Lo Smart Working ha raggiunto in Italia livelli di diffusione e attenzione mediatica che quattro anni fa,quando partimmo ad occuparcene con l’Osservatorio della School of Management, difficilmente avremmo sperato. Lo dimostrano i tanti articoli e servizi televisivi che dai media specializzati stanno “penetrando” sempre più in quelli generalisti. Lo dimostra il diffondersi tra le imprese di tantissime sperimentazioni. Lo dimostra infine l’attenzione crescente da parte dei politici e del governo che ha portato all’approvazione in Consiglio dei Ministri di un DDL collegato alla legge di stabilità che in questi giorni affronta l’iter parlamentare di approvazione.

Dopo anni di ritardo e rigidità da cosa dipende tanto successo? Come mai in un Paese campione di rigidità ed apparentemente refrattario ad ogni innovazione tecnologica ed organizzativa ci si interessa tanto a questi nuovi modelli organizzativi abilitati dalla digitalizzazione? La risposta sta probabilmente proprio nella crescente consapevolezza del ritardo che abbiamo accumulato. Ci accorgiamo finalmente che nel modo in cui lavoriamo, o facciamo lavorare le nostre persone, ci sono troppe cose non intelligenti; che seguiamo acriticamente regole e diamo per assunti vincoli che esistono solo nella nostra testa, perché appartengono a un’era tecnologica ormai passata.

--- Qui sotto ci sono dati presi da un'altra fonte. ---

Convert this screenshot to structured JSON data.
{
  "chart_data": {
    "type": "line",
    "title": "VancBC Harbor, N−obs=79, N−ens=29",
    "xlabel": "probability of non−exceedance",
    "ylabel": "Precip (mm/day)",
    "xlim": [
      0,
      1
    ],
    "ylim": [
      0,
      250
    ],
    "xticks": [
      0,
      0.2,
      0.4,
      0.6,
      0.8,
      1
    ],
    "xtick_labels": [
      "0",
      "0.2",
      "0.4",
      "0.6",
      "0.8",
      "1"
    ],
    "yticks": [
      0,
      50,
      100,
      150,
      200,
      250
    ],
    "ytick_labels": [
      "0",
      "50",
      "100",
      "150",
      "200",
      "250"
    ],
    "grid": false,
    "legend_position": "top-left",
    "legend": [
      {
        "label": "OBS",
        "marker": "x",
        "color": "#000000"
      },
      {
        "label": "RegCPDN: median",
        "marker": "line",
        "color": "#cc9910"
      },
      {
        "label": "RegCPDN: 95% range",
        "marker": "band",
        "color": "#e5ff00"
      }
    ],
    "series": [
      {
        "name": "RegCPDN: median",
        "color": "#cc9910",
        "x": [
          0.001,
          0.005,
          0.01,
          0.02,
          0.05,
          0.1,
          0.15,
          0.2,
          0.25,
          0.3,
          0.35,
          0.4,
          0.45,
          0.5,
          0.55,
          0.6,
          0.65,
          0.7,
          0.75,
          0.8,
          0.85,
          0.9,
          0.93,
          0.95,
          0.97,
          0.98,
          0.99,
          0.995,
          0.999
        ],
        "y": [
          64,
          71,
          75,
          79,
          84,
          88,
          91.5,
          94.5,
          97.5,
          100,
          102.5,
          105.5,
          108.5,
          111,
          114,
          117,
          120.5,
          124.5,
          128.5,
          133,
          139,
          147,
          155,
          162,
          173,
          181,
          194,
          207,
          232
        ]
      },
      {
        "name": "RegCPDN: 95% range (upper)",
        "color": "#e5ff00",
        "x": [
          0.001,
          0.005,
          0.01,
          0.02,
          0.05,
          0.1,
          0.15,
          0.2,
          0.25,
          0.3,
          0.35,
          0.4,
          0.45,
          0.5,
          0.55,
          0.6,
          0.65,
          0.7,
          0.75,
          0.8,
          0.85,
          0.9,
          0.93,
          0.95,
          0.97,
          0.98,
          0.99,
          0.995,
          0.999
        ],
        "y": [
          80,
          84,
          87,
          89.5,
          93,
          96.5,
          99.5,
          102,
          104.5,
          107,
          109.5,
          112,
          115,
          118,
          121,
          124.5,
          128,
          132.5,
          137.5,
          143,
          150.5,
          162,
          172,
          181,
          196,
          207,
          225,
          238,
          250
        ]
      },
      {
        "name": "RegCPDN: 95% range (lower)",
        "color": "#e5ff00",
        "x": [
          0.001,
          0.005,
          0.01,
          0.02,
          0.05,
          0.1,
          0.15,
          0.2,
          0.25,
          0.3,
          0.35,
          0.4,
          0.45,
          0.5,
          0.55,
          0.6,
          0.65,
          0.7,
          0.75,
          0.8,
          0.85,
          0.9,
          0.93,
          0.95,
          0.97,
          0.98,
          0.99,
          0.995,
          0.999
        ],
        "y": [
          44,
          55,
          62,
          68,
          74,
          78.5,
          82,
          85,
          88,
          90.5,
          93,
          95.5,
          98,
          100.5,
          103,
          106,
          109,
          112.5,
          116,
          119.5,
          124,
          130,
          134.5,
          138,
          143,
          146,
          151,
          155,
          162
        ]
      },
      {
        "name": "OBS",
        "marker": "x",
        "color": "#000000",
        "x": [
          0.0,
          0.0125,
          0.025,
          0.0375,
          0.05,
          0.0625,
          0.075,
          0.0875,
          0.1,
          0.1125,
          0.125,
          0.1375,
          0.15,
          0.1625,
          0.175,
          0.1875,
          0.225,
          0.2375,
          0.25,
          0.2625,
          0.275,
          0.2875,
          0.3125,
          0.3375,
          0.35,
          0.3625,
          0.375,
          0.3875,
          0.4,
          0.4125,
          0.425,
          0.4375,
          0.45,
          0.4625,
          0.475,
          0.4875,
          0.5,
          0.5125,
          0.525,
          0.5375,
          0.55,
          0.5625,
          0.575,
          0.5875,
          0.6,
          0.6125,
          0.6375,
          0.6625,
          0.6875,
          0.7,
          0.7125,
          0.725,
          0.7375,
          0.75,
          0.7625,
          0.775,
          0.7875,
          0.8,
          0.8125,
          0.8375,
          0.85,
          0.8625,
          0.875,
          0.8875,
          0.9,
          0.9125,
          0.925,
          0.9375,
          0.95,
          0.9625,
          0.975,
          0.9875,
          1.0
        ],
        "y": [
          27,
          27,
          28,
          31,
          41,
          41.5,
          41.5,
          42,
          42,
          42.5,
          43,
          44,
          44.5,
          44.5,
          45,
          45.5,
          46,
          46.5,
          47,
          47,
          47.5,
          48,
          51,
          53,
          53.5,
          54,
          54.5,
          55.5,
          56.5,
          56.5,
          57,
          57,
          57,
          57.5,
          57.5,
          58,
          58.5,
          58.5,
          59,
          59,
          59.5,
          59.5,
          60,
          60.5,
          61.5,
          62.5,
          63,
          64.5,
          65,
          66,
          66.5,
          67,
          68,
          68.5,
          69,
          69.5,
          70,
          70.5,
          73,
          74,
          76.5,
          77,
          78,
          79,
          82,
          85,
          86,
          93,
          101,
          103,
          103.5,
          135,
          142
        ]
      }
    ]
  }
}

Da una recente analisi fatta dal nostro Osservatorio assieme a Doxa su un campione significativo di lavoratori italiani, risulta che oltre il 40% delle attività potrebbero essere svolte meglio in luoghi ed orari di lavoro differenti da quelli che l’azienda impone. Risultato: costringiamo noi stessi e i nostri collaboratori a lavorare in condizioni inadeguate che sono fonte di perdita di produttività e qualità del lavoro per l’organizzazione e di frustrazione e disagio per le persone.

È ora di cambiare, è ora di ridare alle persone autonomia nel definire dove, quando e con che strumenti svolgere ciascuna attività, a patto che da questo derivino migliori risultati per l’organizzazione, le persone e la collettività.L’esperienza fatta in questi anni dimostra che quando si rimettono in discussione questi assunti con buon senso e disponibilità si trovano nuovi equilibri e soluzioni che danno benefici a tutti gli attori in gioco. 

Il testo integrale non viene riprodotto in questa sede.